Consider the following two versions of a summary table. The first is in long format, where sex is one column and the mean weight is another.
```{r echo = TRUE}
penguins_long
```
The second is in wide format, where the values of the sex variable (female or male) are used as column headings, and the mean weight values are distributed over these two columns.
```{r echo = TRUE}
penguins_wide
```
You can turn a long table into a wide table using the function `pivot_wider()`, which takes two arguments: `names_from` specifies the long column from which the new wide column names should be taken (here e.g., `"sex"`), and `values_from` specifies the long column from which the new wide values should be taken (here e.g., `"mean_weight"`). Try this out.
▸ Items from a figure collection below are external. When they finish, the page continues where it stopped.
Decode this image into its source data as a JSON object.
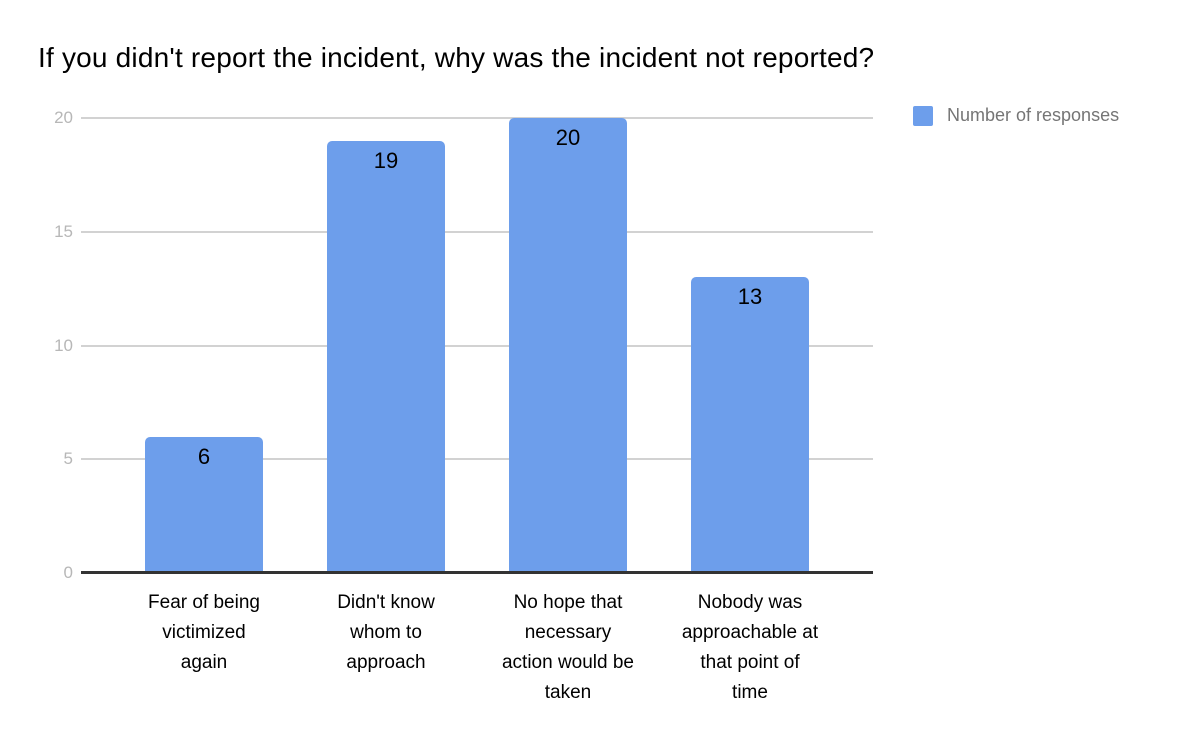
{
  "title": "If you didn't report the incident, why was the incident not reported?",
  "legend": {
    "label": "Number of responses"
  },
  "colors": {
    "bar": "#6d9eeb",
    "legend_text": "#757575",
    "y_tick_text": "#b7b7b7",
    "gridline": "#d2d2d2",
    "axis_baseline": "#333333",
    "title_text": "#000000",
    "background": "#ffffff"
  },
  "chart_data": {
    "type": "bar",
    "title": "If you didn't report the incident, why was the incident not reported?",
    "series": [
      {
        "name": "Number of responses",
        "values": [
          6,
          19,
          20,
          13
        ]
      }
    ],
    "categories": [
      "Fear of being victimized again",
      "Didn't know whom to approach",
      "No hope that necessary action would be taken",
      "Nobody was approachable at that point of time"
    ],
    "category_lines": [
      [
        "Fear of being",
        "victimized",
        "again"
      ],
      [
        "Didn't know",
        "whom to",
        "approach"
      ],
      [
        "No hope that",
        "necessary",
        "action would be",
        "taken"
      ],
      [
        "Nobody was",
        "approachable at",
        "that point of",
        "time"
      ]
    ],
    "value_labels": [
      "6",
      "19",
      "20",
      "13"
    ],
    "xlabel": "",
    "ylabel": "",
    "ylim": [
      0,
      20
    ],
    "y_ticks": [
      0,
      5,
      10,
      15,
      20
    ],
    "grid": true,
    "legend_position": "top-right",
    "bar_color": "#6d9eeb"
  }
}
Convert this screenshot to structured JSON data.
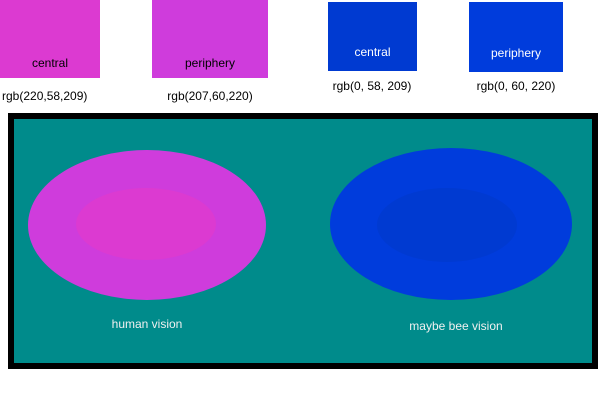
{
  "swatches": [
    {
      "id": "human-central",
      "label": "central",
      "rgb_label": "rgb(220,58,209)",
      "color": "#DC3AD1",
      "label_color": "#000000"
    },
    {
      "id": "human-periphery",
      "label": "periphery",
      "rgb_label": "rgb(207,60,220)",
      "color": "#CF3CDC",
      "label_color": "#000000"
    },
    {
      "id": "bee-central",
      "label": "central",
      "rgb_label": "rgb(0, 58, 209)",
      "color": "#003AD1",
      "label_color": "#FFFFFF"
    },
    {
      "id": "bee-periphery",
      "label": "periphery",
      "rgb_label": "rgb(0, 60, 220)",
      "color": "#003CDC",
      "label_color": "#FFFFFF"
    }
  ],
  "panel": {
    "background_color": "#008B8B",
    "border_color": "#000000",
    "label_color": "#F0F0F0",
    "groups": [
      {
        "id": "human",
        "label": "human vision",
        "periphery_color": "#CF3CDC",
        "central_color": "#DC3AD1"
      },
      {
        "id": "bee",
        "label": "maybe bee vision",
        "periphery_color": "#003CDC",
        "central_color": "#003AD1"
      }
    ]
  }
}
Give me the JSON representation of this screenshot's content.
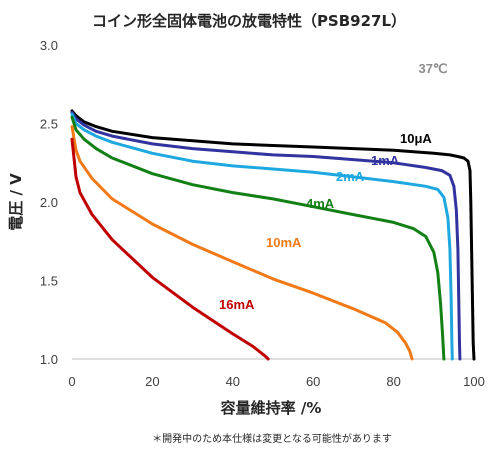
{
  "chart_data": {
    "type": "line",
    "title": "コイン形全固体電池の放電特性（PSB927L）",
    "xlabel": "容量維持率 /%",
    "ylabel": "電圧 / V",
    "xlim": [
      0,
      100
    ],
    "ylim": [
      1.0,
      3.0
    ],
    "x_ticks": [
      "0",
      "20",
      "40",
      "60",
      "80",
      "100"
    ],
    "y_ticks": [
      "1.0",
      "1.5",
      "2.0",
      "2.5",
      "3.0"
    ],
    "annotation": "37℃",
    "footnote": "＊開発中のため本仕様は変更となる可能性があります",
    "grid": false,
    "series": [
      {
        "name": "10μA",
        "color": "#000000",
        "points": [
          [
            0,
            2.58
          ],
          [
            1,
            2.55
          ],
          [
            3,
            2.51
          ],
          [
            6,
            2.48
          ],
          [
            10,
            2.45
          ],
          [
            20,
            2.41
          ],
          [
            30,
            2.39
          ],
          [
            40,
            2.37
          ],
          [
            50,
            2.36
          ],
          [
            60,
            2.35
          ],
          [
            70,
            2.34
          ],
          [
            80,
            2.33
          ],
          [
            85,
            2.32
          ],
          [
            90,
            2.31
          ],
          [
            94,
            2.3
          ],
          [
            96,
            2.29
          ],
          [
            97.5,
            2.28
          ],
          [
            98.5,
            2.26
          ],
          [
            99,
            2.2
          ],
          [
            99.2,
            2.0
          ],
          [
            99.4,
            1.7
          ],
          [
            99.6,
            1.4
          ],
          [
            99.8,
            1.1
          ],
          [
            100,
            1.0
          ]
        ]
      },
      {
        "name": "1mA",
        "color": "#3333a0",
        "points": [
          [
            0,
            2.57
          ],
          [
            1,
            2.53
          ],
          [
            3,
            2.49
          ],
          [
            6,
            2.45
          ],
          [
            10,
            2.42
          ],
          [
            20,
            2.37
          ],
          [
            30,
            2.34
          ],
          [
            40,
            2.32
          ],
          [
            50,
            2.3
          ],
          [
            60,
            2.29
          ],
          [
            70,
            2.27
          ],
          [
            80,
            2.25
          ],
          [
            88,
            2.22
          ],
          [
            92,
            2.2
          ],
          [
            94,
            2.17
          ],
          [
            95,
            2.1
          ],
          [
            95.6,
            1.95
          ],
          [
            96,
            1.7
          ],
          [
            96.2,
            1.4
          ],
          [
            96.4,
            1.1
          ],
          [
            96.5,
            1.0
          ]
        ]
      },
      {
        "name": "2mA",
        "color": "#1fa8e0",
        "points": [
          [
            0,
            2.56
          ],
          [
            1,
            2.5
          ],
          [
            3,
            2.46
          ],
          [
            6,
            2.42
          ],
          [
            10,
            2.38
          ],
          [
            20,
            2.31
          ],
          [
            30,
            2.26
          ],
          [
            40,
            2.23
          ],
          [
            50,
            2.21
          ],
          [
            60,
            2.19
          ],
          [
            70,
            2.16
          ],
          [
            80,
            2.13
          ],
          [
            88,
            2.1
          ],
          [
            91,
            2.08
          ],
          [
            92.5,
            2.03
          ],
          [
            93.5,
            1.9
          ],
          [
            94,
            1.7
          ],
          [
            94.3,
            1.4
          ],
          [
            94.5,
            1.1
          ],
          [
            94.6,
            1.0
          ]
        ]
      },
      {
        "name": "4mA",
        "color": "#138015",
        "points": [
          [
            0,
            2.54
          ],
          [
            1,
            2.46
          ],
          [
            3,
            2.4
          ],
          [
            6,
            2.34
          ],
          [
            10,
            2.28
          ],
          [
            20,
            2.18
          ],
          [
            30,
            2.11
          ],
          [
            40,
            2.06
          ],
          [
            50,
            2.02
          ],
          [
            60,
            1.97
          ],
          [
            70,
            1.92
          ],
          [
            80,
            1.87
          ],
          [
            85,
            1.83
          ],
          [
            88,
            1.78
          ],
          [
            90,
            1.68
          ],
          [
            91,
            1.55
          ],
          [
            91.7,
            1.35
          ],
          [
            92.2,
            1.15
          ],
          [
            92.5,
            1.0
          ]
        ]
      },
      {
        "name": "10mA",
        "color": "#f07a18",
        "points": [
          [
            0,
            2.48
          ],
          [
            1,
            2.33
          ],
          [
            2,
            2.26
          ],
          [
            5,
            2.15
          ],
          [
            10,
            2.02
          ],
          [
            20,
            1.86
          ],
          [
            30,
            1.73
          ],
          [
            40,
            1.62
          ],
          [
            50,
            1.51
          ],
          [
            60,
            1.42
          ],
          [
            70,
            1.32
          ],
          [
            78,
            1.23
          ],
          [
            81,
            1.17
          ],
          [
            83,
            1.1
          ],
          [
            84,
            1.05
          ],
          [
            84.6,
            1.0
          ]
        ]
      },
      {
        "name": "16mA",
        "color": "#c00000",
        "points": [
          [
            0,
            2.4
          ],
          [
            1,
            2.16
          ],
          [
            2,
            2.06
          ],
          [
            5,
            1.92
          ],
          [
            10,
            1.76
          ],
          [
            20,
            1.52
          ],
          [
            30,
            1.33
          ],
          [
            40,
            1.16
          ],
          [
            45,
            1.08
          ],
          [
            48,
            1.02
          ],
          [
            48.8,
            1.0
          ]
        ]
      }
    ]
  }
}
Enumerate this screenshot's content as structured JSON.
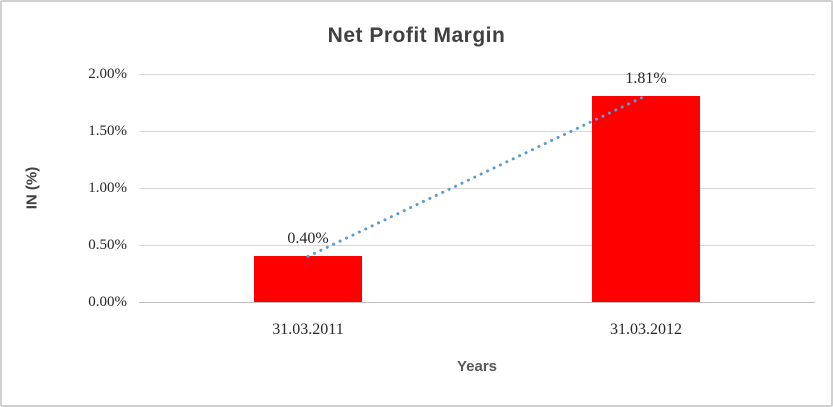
{
  "chart_data": {
    "type": "bar",
    "title": "Net Profit Margin",
    "categories": [
      "31.03.2011",
      "31.03.2012"
    ],
    "values": [
      0.4,
      1.81
    ],
    "data_labels": [
      "0.40%",
      "1.81%"
    ],
    "xlabel": "Years",
    "ylabel": "IN (%)",
    "ylim": [
      0,
      2
    ],
    "yticks": [
      "0.00%",
      "0.50%",
      "1.00%",
      "1.50%",
      "2.00%"
    ],
    "grid": true,
    "legend": "none",
    "trendline_style": "dotted",
    "colors": {
      "bar": "#FF0000",
      "trendline": "#5B9BD5",
      "gridline": "#D9D9D9",
      "axis_line": "#BFBFBF",
      "title_text": "#404040",
      "axis_title_text": "#595959",
      "tick_text": "#262626",
      "border": "#D0D0D0"
    }
  }
}
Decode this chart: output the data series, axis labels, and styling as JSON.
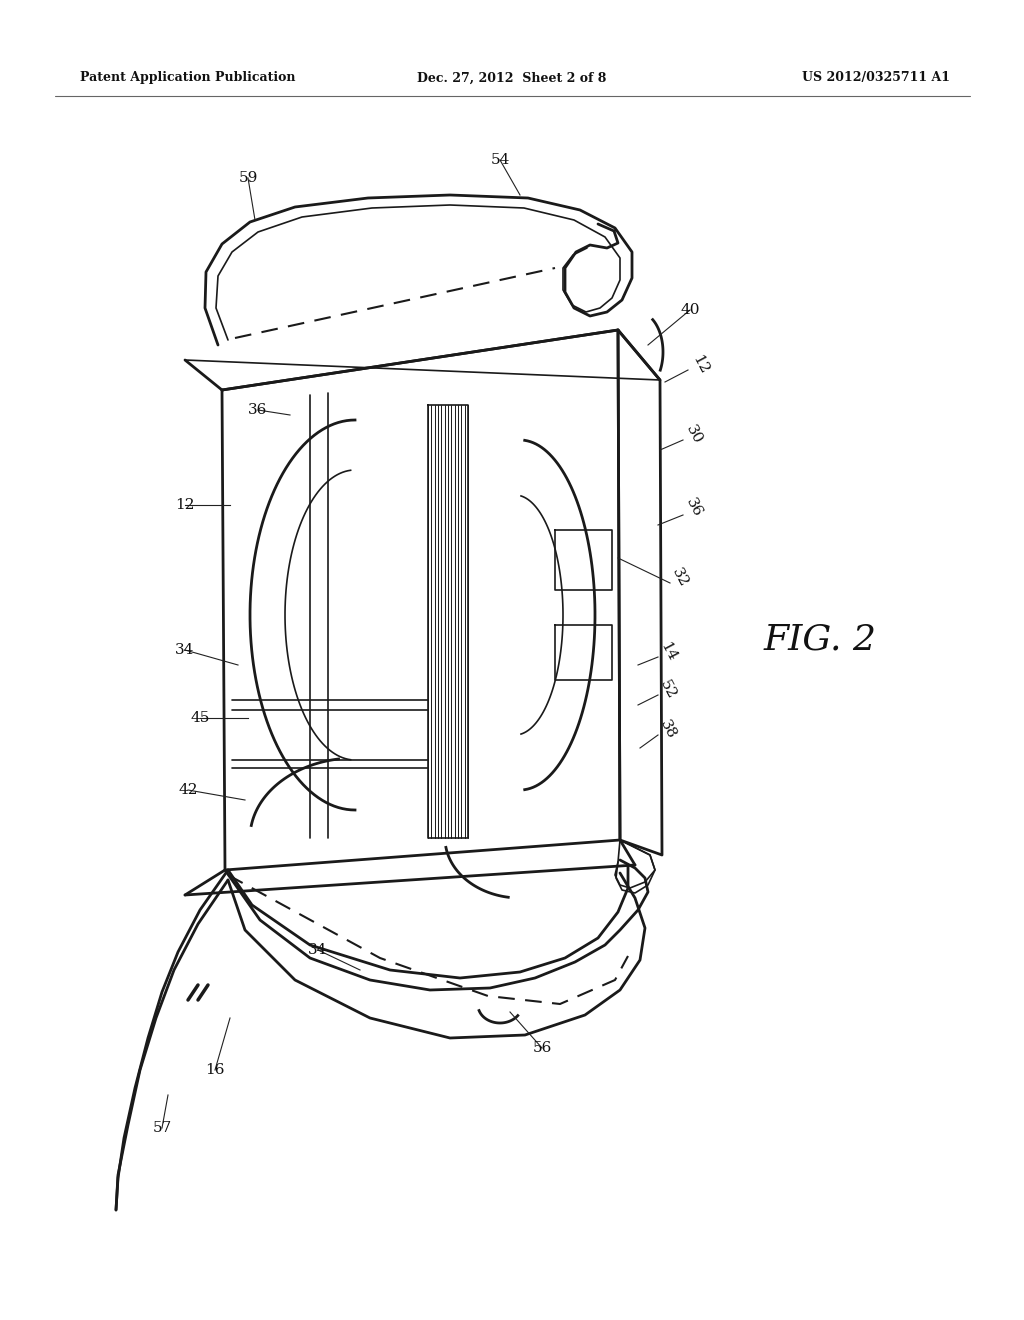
{
  "background_color": "#ffffff",
  "header_left": "Patent Application Publication",
  "header_center": "Dec. 27, 2012  Sheet 2 of 8",
  "header_right": "US 2012/0325711 A1",
  "fig_label": "FIG. 2",
  "line_color": "#1a1a1a",
  "leader_color": "#222222"
}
```{r pivot-wider, exercise = TRUE}
penguins_long %>%
___
```
```{r pivot-wider-hint}
penguins_long %>%
pivot_wider(names_from = ___, values_from = ___)
```
```{r pivot-wider-solution}
penguins_long %>%
pivot_wider(names_from = "sex", values_from = "mean_weight")
```
You can similarly turn a wide table into a long one using the function `pivot_longer()`. It has arguments `cols`, `names_to`, and `values_to`. `cols` specifies the wide columns on which to operate, `names_to` specifies into which long columns the names of the wide columns should be written, and `values_to` specfies into which long columns the values of the wide columns should be written. Note that while `names_to` and `values_to` are specified as strings (that is, in quotes, such as `names_to = "sex"`), the `cols` argument does not use quotes (e.g., `cols = c(female, male)`).
Try this out.
```{r pivot-longer, exercise = TRUE}
penguins_wide %>%
___
```
```{r pivot-longer-hint}
penguins_wide %>%
pivot_longer(cols = ___, names_to = ___, values_to = ___)
```
```{r pivot-longer-solution}
penguins_wide %>%
pivot_longer(cols = c(female, male), names_to = "sex", values_to = "mean_weight")
```
Notice how the arguments `names_from` and `values_from` in `pivot_wider()` are exactly equivalent to `names_to` and `values_to` in `pivot_longer()`.
## Combining datasets with joins
Finally, we sometimes encounter the situation where we have two data sets that contain different pieces of information about the same subjects or objects, and we need to merge these tables for further analysis. In this situation, we need to perform a join, and there are multiple different types of joins available: `left_join()`, `right_join()`, `inner_join()`, `full_join()`. These joins all differ in how they handle cases where an observation is present in only one of the two tables but missing in the other.
Two explore joins, consider the following two datasets, which contain the population number of three Texas cities and the city areas, respectively. The cities in the two tables are not the same, on purpose.
```{r echo = TRUE}
TX_population
TX_area
```
Try to merge `TX_area` into `TX_population`, using `left_join()`.
```{r left-join, exercise = TRUE}
left_join(___)
```
```{r left-join-hint}
left_join(___, ___)
```
```{r left-join-solution}
left_join(TX_population, TX_area)
```
What happens if you reverse the two arguments?
Now try the same with `full_join()`.
```{r full-join, exercise = TRUE}
```
```{r full-join-hint}
full_join(___, ___)
```
```{r full-join-solution}
full_join(TX_population, TX_area)
```
Try also `right_join()` and `inner_join()`. See if you can describe what each join function does and how they differ from one another.